The dollar reserves were adequate to cover approximately 4.3 times the nation’s short-term external liabilities based on residual maturity.
As of the end of November, the GIR also represented 7.8 months’ worth of imports of goods as well as payments for services and primary income.
“Typically, GIR is regarded as sufficient if it can finance at least three months’ worth of the nation’s imports of goods and payments for services and primary income,” stated the BSP.
Sufficient foreign exchange reserves shield an economy from market fluctuations and guarantee that a nation can meet its obligations in times of economic distress.
Net foreign currency deposits plunged by 18% to $1.75 billion at the end of November compared to $2.14 billion a month prior. It also represented an 8.1% decrease from $1.91 billion the previous year.
The central bank further attributed the drop in dollar reserves to its “net foreign exchange operations and downward valuation adjustments in the BSP’s gold assets due to a decrease in the international gold price.”
Gold reserves were valued at $11.03 billion, declining by 2.9% from $11.35 billion at the end of October. Nonetheless, it rose by 1.9% from $10.82 billion in the same timeframe last year.
November marked the first monthly decline in gold prices since June due to a post-US election sell-off following Donald J. Trump’s victory, as reported by Reuters.
Spot prices for the precious metal have decreased by 5% since reaching a record high of $2,790.15 an ounce on October 31, yet they remain 28% higher year-to-date.
BSP data revealed that foreign investments totaled $91.2 billion as of the end of November, a 2% decrease from $93.1 billion the prior month but an increase of 6.8% from $85.4 billion last year.
“Likewise, the net international reserves (NIR) fell by $2.6 billion to $108.4 billion as of end-November 2024 from the end-October 2024 figure of $111 billion,” stated the BSP.
Net international reserves reflect the difference between the BSP’s reserve assets or GIR and reserve liabilities, including short-term foreign debts and credit lines from the International Monetary Fund (IMF).
The nation’s reserve position with the IMF declined by 2.3% to $668.2 million from $683.9 million the previous month.

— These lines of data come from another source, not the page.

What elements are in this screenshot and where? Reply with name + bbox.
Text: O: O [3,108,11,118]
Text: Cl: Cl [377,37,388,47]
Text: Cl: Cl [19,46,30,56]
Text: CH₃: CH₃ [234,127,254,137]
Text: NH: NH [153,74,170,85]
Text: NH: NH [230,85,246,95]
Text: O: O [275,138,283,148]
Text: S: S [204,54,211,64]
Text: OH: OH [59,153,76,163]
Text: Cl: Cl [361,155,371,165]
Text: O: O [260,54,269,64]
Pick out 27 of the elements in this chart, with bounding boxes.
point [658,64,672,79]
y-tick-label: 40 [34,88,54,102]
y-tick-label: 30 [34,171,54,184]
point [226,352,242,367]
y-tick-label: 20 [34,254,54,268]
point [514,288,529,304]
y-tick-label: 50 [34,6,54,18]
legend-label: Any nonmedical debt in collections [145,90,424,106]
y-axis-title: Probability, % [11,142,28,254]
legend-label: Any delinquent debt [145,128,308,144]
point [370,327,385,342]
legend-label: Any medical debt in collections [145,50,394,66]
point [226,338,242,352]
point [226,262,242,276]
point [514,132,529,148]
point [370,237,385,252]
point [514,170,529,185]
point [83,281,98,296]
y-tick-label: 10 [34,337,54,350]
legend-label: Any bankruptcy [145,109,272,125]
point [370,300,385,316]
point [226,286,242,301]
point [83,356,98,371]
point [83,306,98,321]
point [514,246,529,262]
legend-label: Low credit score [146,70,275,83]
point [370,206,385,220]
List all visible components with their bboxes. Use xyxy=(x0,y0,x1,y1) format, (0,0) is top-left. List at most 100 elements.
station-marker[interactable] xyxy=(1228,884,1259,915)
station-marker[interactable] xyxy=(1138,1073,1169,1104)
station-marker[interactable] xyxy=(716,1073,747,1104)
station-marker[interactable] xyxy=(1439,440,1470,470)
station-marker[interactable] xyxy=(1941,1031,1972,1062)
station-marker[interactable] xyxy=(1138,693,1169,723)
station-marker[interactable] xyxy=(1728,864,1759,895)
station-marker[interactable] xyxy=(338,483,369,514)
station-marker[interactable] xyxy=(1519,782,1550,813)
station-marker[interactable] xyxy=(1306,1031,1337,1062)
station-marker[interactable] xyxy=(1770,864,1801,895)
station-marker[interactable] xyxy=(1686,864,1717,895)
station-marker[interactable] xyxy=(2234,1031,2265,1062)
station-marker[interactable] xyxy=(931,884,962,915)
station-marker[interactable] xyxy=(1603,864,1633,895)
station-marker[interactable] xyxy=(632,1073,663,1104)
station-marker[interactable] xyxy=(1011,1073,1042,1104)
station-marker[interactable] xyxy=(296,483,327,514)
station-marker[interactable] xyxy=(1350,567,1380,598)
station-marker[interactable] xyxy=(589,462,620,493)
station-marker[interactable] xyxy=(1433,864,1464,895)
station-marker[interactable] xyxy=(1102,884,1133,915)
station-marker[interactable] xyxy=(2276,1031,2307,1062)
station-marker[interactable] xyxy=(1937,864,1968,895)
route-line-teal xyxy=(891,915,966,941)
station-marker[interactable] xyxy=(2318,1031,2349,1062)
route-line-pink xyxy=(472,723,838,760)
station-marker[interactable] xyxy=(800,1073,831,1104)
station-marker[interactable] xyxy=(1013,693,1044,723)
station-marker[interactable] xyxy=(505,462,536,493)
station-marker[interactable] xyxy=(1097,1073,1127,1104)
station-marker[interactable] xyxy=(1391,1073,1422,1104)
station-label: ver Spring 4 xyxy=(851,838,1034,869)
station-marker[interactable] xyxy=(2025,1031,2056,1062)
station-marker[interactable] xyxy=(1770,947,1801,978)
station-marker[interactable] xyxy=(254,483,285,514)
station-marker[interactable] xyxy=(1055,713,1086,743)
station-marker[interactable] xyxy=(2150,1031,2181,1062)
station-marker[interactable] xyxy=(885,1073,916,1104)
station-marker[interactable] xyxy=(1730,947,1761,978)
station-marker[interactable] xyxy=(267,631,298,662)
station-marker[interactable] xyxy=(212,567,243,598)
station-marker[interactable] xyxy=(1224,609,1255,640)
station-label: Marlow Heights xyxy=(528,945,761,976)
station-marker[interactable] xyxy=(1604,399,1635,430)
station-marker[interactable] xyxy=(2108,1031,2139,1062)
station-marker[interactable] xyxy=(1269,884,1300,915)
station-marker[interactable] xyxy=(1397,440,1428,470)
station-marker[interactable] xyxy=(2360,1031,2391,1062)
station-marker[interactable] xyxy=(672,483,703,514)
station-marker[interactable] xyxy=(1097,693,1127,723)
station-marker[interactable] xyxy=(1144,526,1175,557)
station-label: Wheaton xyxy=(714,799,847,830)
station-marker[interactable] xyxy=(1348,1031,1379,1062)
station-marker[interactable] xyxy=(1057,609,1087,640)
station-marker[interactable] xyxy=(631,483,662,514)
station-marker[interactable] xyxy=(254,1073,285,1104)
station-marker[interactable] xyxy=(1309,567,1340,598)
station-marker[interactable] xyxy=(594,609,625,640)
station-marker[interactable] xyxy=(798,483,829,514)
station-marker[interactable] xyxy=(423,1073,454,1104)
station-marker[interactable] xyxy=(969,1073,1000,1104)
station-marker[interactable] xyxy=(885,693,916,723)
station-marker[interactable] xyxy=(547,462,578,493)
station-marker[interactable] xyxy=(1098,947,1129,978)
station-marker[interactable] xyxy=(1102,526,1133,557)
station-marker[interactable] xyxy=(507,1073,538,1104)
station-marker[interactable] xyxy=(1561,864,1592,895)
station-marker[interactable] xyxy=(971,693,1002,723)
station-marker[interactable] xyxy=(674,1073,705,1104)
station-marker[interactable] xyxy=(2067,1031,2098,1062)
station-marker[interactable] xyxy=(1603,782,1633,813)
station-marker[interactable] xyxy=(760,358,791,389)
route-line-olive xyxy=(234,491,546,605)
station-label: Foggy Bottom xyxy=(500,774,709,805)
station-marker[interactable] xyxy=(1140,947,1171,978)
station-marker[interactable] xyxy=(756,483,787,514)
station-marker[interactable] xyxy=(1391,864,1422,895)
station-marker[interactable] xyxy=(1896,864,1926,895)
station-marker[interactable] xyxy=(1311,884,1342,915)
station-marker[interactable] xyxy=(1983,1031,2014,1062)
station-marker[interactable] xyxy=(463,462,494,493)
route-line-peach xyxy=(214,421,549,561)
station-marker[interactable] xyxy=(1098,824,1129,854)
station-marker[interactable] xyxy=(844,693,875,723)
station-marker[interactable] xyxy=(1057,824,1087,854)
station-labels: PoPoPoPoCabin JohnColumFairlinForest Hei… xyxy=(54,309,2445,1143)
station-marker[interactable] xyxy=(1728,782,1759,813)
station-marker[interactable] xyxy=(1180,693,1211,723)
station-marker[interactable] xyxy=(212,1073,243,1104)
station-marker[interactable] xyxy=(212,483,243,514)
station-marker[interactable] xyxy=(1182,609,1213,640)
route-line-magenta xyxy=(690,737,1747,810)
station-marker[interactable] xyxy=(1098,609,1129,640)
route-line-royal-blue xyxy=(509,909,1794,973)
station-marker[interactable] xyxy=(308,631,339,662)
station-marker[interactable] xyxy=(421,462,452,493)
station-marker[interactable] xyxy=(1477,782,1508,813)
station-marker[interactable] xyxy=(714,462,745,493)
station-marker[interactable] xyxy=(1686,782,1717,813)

Year-over-year, it decreased by 15.1% from $787.2 million.
Special drawing rights—the amount that the country can avail from the IMF—increased slightly month-on-month to $3.81 billion from $3.8 billion.
Rizal Commercial Banking Corp. Chief Economist Michael L. Ricafort indicated that the lower GIR level resulted from the net settlement of the National Government’s foreign debt maturities and other obligations in US dollars.
He also highlighted the BSP’s net foreign exchange operations in light of the US dollar-peso fluctuations during the month.
In November, the peso fell to the P59-per-dollar level twice, reaching a record low on November 21 and 26.
“In the upcoming months, the country’s GIR might still benefit from the sustained growth in structural inflows such as overseas Filipino worker (OFW) remittances, business process outsourcing (BPO) revenues, exports, and a relatively swift recovery in foreign tourism earnings,” Mr. Ricafort noted.
Remittances usually see an uptick in December as OFWs send increased amounts for their families during the holiday season.
Recent data from the BSP showed that cash remittances surged by 3.3% to $3.01 billion in September. This brought the total to $25.23 billion in the January-September period, marking a 3% increase year-over-year.
The central bank anticipates a 3% growth in remittances for this year.
However, Mr. Ricafort also mentioned the government’s strategy to limit foreign borrowing to mitigate foreign exchange risks.
This year’s borrowing plan is structured at a 75:25 ratio, favoring domestic sources.
For the years 2025 to 2027, the NG aims to source at least 80% of its borrowing needs from domestic avenues, with 20% from foreign creditors.
Finance Secretary Ralph G. Recto has indicated their goal is to decrease the proportion of external borrowings within its financing approach.
The BSP projects the country’s GIR to stabilize at $106 billion by the end of 2024.